Sculptify’s FLEX Flees Filament in Favour of Pellets

There’s an image in the mind of most people introduced to desktop 3D printing of a long tube of plastic filament going into one end of a printer and coming out as a 3D object at the other. Sculptify, which plans to launch on Kickstarter soon, hopes to change that image with its FLEX 3D printing process, and for good reason.

pellet extrusion process

With fused filament fabrication, the process used by most desktop 3D printers, the big spools of plastic filament are derived from plastic pellets. The little beads of plastic are fed into an extruding device, melted, and shaped into long tubes (one example is illustrated above). Sculptify bypasses this process completely with FLEX, short for Fused Layer EXtrusion. The Sculptify 3D printer prints using the pellets themselves. This is not the first time this approach has been posited, the industrial Arburg 3D printer, the Freeformer, introduced last year, also prints directly from plastic pellets.

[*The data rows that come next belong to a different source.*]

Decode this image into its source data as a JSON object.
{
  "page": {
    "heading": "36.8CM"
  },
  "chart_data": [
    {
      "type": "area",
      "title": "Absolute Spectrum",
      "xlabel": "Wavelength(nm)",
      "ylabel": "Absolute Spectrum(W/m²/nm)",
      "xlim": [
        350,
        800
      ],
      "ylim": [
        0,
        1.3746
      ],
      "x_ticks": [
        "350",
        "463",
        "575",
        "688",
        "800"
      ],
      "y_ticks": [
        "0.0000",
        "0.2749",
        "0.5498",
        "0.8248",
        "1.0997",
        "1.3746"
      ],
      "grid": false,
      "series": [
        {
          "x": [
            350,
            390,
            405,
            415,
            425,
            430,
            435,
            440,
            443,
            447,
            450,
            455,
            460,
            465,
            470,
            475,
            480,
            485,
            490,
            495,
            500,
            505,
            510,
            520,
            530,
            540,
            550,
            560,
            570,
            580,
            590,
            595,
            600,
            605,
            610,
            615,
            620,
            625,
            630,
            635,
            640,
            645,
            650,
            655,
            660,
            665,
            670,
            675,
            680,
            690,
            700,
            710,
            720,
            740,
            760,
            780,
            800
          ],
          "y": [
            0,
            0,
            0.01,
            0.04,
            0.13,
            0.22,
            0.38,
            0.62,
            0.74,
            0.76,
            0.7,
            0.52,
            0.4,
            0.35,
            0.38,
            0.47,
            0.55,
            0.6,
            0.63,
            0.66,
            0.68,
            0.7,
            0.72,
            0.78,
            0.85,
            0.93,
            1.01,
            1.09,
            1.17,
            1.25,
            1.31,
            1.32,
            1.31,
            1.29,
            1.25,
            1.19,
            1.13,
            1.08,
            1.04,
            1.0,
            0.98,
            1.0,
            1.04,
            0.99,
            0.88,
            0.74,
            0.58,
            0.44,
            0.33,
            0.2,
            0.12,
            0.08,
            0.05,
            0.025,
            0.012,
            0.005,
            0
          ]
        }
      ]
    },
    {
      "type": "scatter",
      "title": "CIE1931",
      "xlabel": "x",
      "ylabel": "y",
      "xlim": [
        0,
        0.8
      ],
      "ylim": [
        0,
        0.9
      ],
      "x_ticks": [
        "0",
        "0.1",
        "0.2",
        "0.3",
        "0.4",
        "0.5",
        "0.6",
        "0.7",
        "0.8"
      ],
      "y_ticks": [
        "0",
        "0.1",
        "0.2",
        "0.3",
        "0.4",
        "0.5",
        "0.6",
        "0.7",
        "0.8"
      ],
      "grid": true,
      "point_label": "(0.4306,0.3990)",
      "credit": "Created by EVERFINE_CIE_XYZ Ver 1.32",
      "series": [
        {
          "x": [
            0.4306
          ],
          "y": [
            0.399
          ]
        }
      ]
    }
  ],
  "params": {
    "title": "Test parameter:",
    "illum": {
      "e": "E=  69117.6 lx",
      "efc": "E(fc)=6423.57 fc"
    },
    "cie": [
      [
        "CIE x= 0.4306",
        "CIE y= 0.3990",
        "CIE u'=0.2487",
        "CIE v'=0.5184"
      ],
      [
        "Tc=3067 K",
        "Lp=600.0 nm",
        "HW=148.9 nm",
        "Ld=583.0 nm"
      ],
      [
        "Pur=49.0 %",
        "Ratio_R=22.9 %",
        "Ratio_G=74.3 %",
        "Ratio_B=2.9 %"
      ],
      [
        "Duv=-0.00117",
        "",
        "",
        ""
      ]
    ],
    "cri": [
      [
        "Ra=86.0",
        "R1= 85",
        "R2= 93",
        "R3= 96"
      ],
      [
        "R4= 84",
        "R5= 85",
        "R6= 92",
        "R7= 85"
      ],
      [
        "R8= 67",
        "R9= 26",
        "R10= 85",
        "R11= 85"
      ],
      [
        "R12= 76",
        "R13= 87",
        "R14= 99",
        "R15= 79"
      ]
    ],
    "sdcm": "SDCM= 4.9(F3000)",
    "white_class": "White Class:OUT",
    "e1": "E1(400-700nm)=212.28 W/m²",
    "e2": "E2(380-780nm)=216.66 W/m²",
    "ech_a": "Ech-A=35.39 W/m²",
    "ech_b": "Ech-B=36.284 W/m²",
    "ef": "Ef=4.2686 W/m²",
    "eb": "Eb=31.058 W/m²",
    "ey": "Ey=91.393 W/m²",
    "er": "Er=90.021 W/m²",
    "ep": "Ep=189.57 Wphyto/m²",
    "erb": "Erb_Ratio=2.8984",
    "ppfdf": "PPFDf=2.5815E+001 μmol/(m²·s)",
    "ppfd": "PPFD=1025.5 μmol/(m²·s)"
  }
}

Sculptify 3D Printer Pellets

As you might guess, by skipping an entire engineering step, users could likely save a great deal of money on feedstock. Also, with fewer steps in material processing, there’s less opportunity to cause imperfections in the material. And Sculptify claims that, with bags of pellets, “[their] printer is as easy to load as a coffee maker. Simply grab your bag of material, open the printer lid, and scoop in the material of your choice. After a few short minutes, the system will be heated and ready to print – that’s it.” The company also believes that FLEX allows for the use of a wider variety of 3D printing materials.

Something I hope they’re working on is the ability to use recycled materials in 3D printing. As RichRap pointed out in a previous article on the pursuit of ethical filament manufacturing, that “[f]undamental 3D printing technology could also be altered to make plastic recycling easier to self-implement, many people have commented over the years that melting plastic into filament form, only to re-melt it in a 3D printer is a number of steps more complicated than it really needs to be.” Though a pellet printer may not make printing with recycled materials possible directly, it does have the potential to remove an unnecessary step in fabbing with them. There is still, as Rich also points out, the issue of quality control, as homemade pellets may not be processable by the Sculptify machine and the output may not meet production standards. Still, the FLEX process for desktop printing opens up a range of new possibilities.